MONTESANO — With a few signatures on a piece of paper, the Grays Harbor County commissioners unanimously approved a settlement agreement Monday afternoon with the three Grays Harbor Superior Court judges, ending a constitutional debate over the separation of powers dating back to budget cuts done in December of 2011.
The lawsuit also included issues with a third courtroom, which had been promised by the county for decades, as well as continued security in the historic courthouse. The lawsuit was filed in Thurston County Superior Court, where a judge had agreed to let the parties settle their differences out of court in the wake of the elections of Commissioners Wes Cormier and Frank Gordon in January.
A consent agreement outlining the terms of the settlement will be filed with Thurston County Superior Court in the coming weeks.
The commissioners had restored much of the cuts done in budget year 2012 already. But, then they cut the judges’ budget again this year. The agreement restores all of those funds. The commissioners set a public hearing date for 2 p.m., July 8 to add $19,674 to the Superior Court budget and $148,970 to the Juvenile Detention Center budget. Plus, the settlement authorizes the judges to hire two new detention officers at the Juvenile Detention Center and authorizes promotions of a director of court services and a deputy court administrator. The judges agreed to leave a probation officer vacant for the rest of the year.
The judges and the county commissioners also agreed to set a timetable for the potential construction of a third courtroom. Both sides agreed to form a committee co-chaired by a commissioner and a judge to come up with a design and a location of a third courtroom. The commissioners also commit to “exercise due diligence to determine and include approval of a funding plan that will generate sufficient funds for full implementation of the approved third courtroom plan and completion of construction of the third courtroom within two to five years after approval of the plan by the Board.”
The commissioners also committed to continued funding of courthouse security and decided they would make security a stand-alone budget, instead of a separate line item in either the Sheriff’s Office or the judges’ budgets.
“This only made sense for us,” said Judge Dave Edwards. “Courthouse security and keeping security intact was really important to us.”

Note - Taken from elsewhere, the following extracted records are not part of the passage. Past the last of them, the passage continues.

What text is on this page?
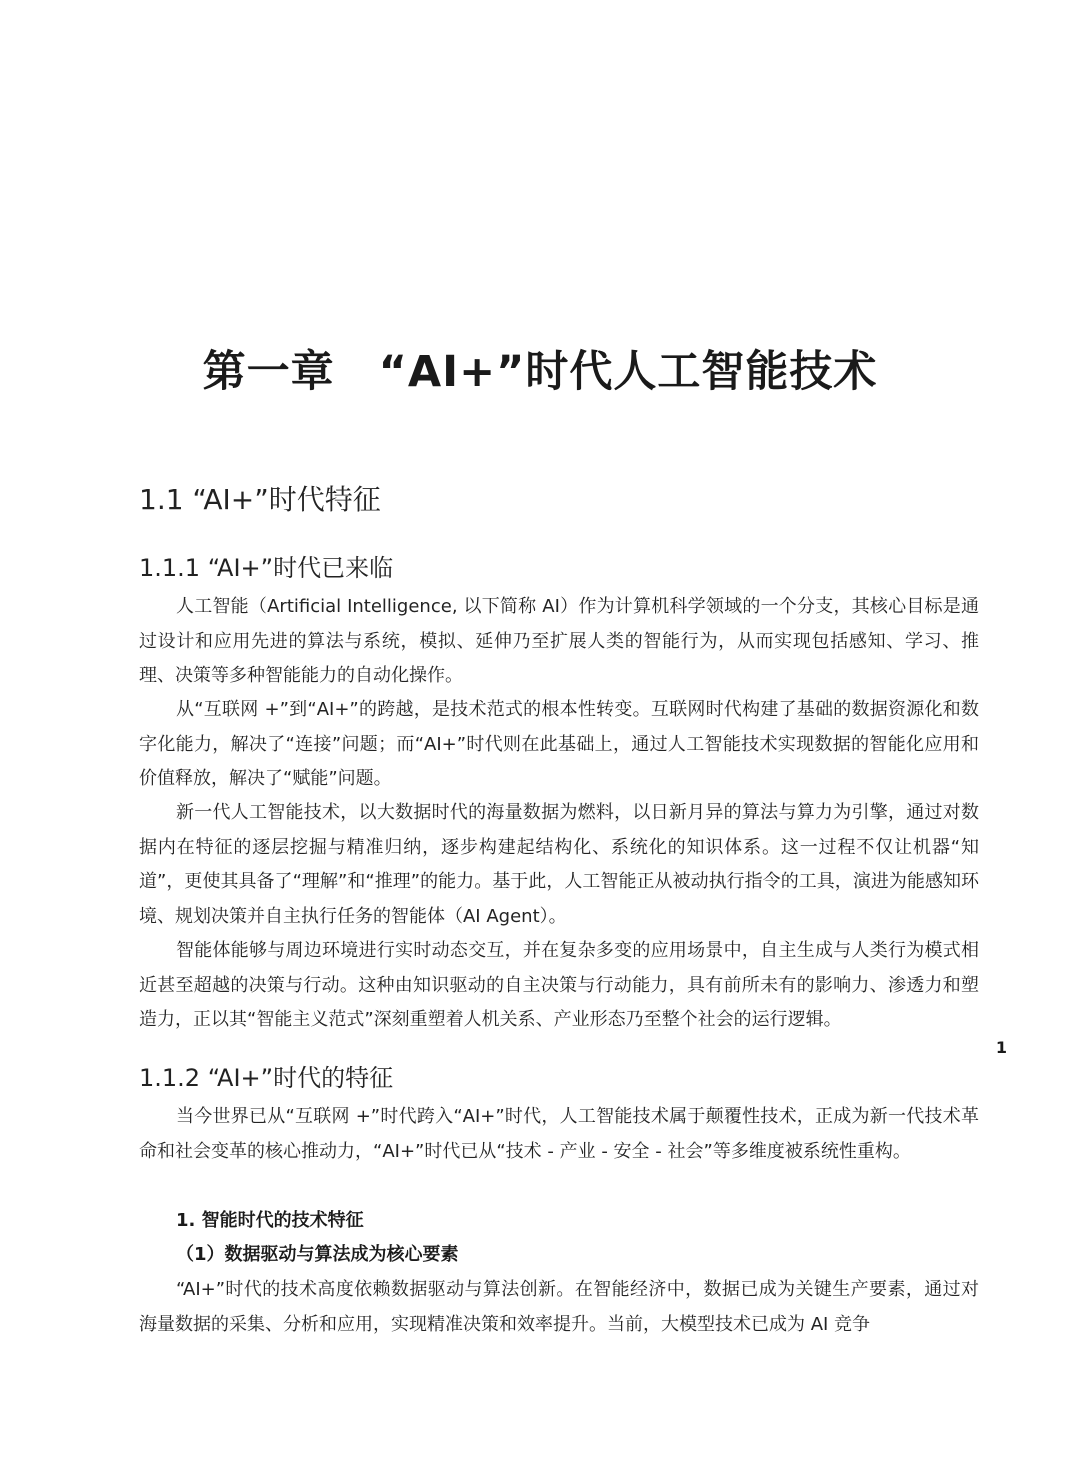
第一章　“AI+”时代人工智能技术
1.1 “AI+”时代特征
1.1.1 “AI+”时代已来临

人工智能（Artificial Intelligence, 以下简称 AI）作为计算机科学领域的一个分支，其核心目标是通过设计和应用先进的算法与系统，模拟、延伸乃至扩展人类的智能行为，从而实现包括感知、学习、推理、决策等多种智能能力的自动化操作。

从“互联网 +”到“AI+”的跨越，是技术范式的根本性转变。互联网时代构建了基础的数据资源化和数字化能力，解决了“连接”问题；而“AI+”时代则在此基础上，通过人工智能技术实现数据的智能化应用和价值释放，解决了“赋能”问题。

新一代人工智能技术，以大数据时代的海量数据为燃料，以日新月异的算法与算力为引擎，通过对数据内在特征的逐层挖掘与精准归纳，逐步构建起结构化、系统化的知识体系。这一过程不仅让机器“知道”，更使其具备了“理解”和“推理”的能力。基于此，人工智能正从被动执行指令的工具，演进为能感知环境、规划决策并自主执行任务的智能体（AI Agent）。

智能体能够与周边环境进行实时动态交互，并在复杂多变的应用场景中，自主生成与人类行为模式相近甚至超越的决策与行动。这种由知识驱动的自主决策与行动能力，具有前所未有的影响力、渗透力和塑造力，正以其“智能主义范式”深刻重塑着人机关系、产业形态乃至整个社会的运行逻辑。

1.1.2 “AI+”时代的特征

当今世界已从“互联网 +”时代跨入“AI+”时代，人工智能技术属于颠覆性技术，正成为新一代技术革命和社会变革的核心推动力，“AI+”时代已从“技术 - 产业 - 安全 - 社会”等多维度被系统性重构。

1. 智能时代的技术特征
（1）数据驱动与算法成为核心要素

“AI+”时代的技术高度依赖数据驱动与算法创新。在智能经济中，数据已成为关键生产要素，通过对海量数据的采集、分析和应用，实现精准决策和效率提升。当前，大模型技术已成为 AI 竞争

1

At this point, the only mandate for security are judicial orders put in place following the attacks at the courthouse against Edwards and Deputy Polly Davin in March of last year. Edwards says once everything is filed in Thurston County Superior Court, those judicial orders will be dropped.
The judges also agreed to allow the county’s human resources division handle issues that arise in the courts as well as establish clear personnel policies and the judges agreed to “cooperate with the board and other county officials regarding creating an updated county database of judicial fines or other measures to facilitate collection of unpaid fines.”
As of April, the lawsuit was costing taxpayers a combined $628,000, with the state picking up costs for Special Deputy Attorney General Scott Missall for the Superior Court judges and the county picking up the costs of Special Deputy Prosecutor Tom Fitzpatrick for the commissioners. More recent figures aren’t yet available.
As part of the settlement, the county agreed to pay $14,000 to cover the legal bills for the judges between November of 2011 and January of 2012 before the state got involved.
The commissioners have had regular executive sessions for the past few weeks to talk over the settlement agreement. They were close to an agreement earlier, but then more questions came up.
The county tried twice to settle the matter through mediation — once in June of 2012 and another time in April.
The county commissioners also tried multiple times to get the state Supreme Court to even weigh in on the issue, but each time the court decided not to hear the case.
Fitzpatrick presented the settlement during a special agenda item Monday afternoon before the county commissioners. “This is a product of negotiations and a product of compromise,” Fitzpatrick said, sometimes looking at the commissioners, sometimes looking at the small audience in the chambers. The attorney added that the settlement was there to resolve the dispute so that the commissioners and judges both can decide, “Is it something you can live with?”
Besides the fundamental issues of the lawsuit, Fitzpatrick says a consent agreement “institutionalizes regular monthly contacts” between the judges and the commissioners.
Edwards says he hopes that regular contact will avoid any kind of litigation issues in the future and that this settlement is the start of proving that the judges and the commissioners share “mutual respect” for one another.
“There is a level of communication that did not exist before,” Edwards said.
“We went through some good times and some hard times, but what matters is the good of the county,” added Gordon.
Cormier called the settlement process a “learning experience,” and noted he wasn’t completely satisfied, but he was happy it was over.
Welch said he was glad it was over, too. He said he had some issues with the settlement, as well, but was willing to look past it.
“I think we can put this behind us,” Welch said.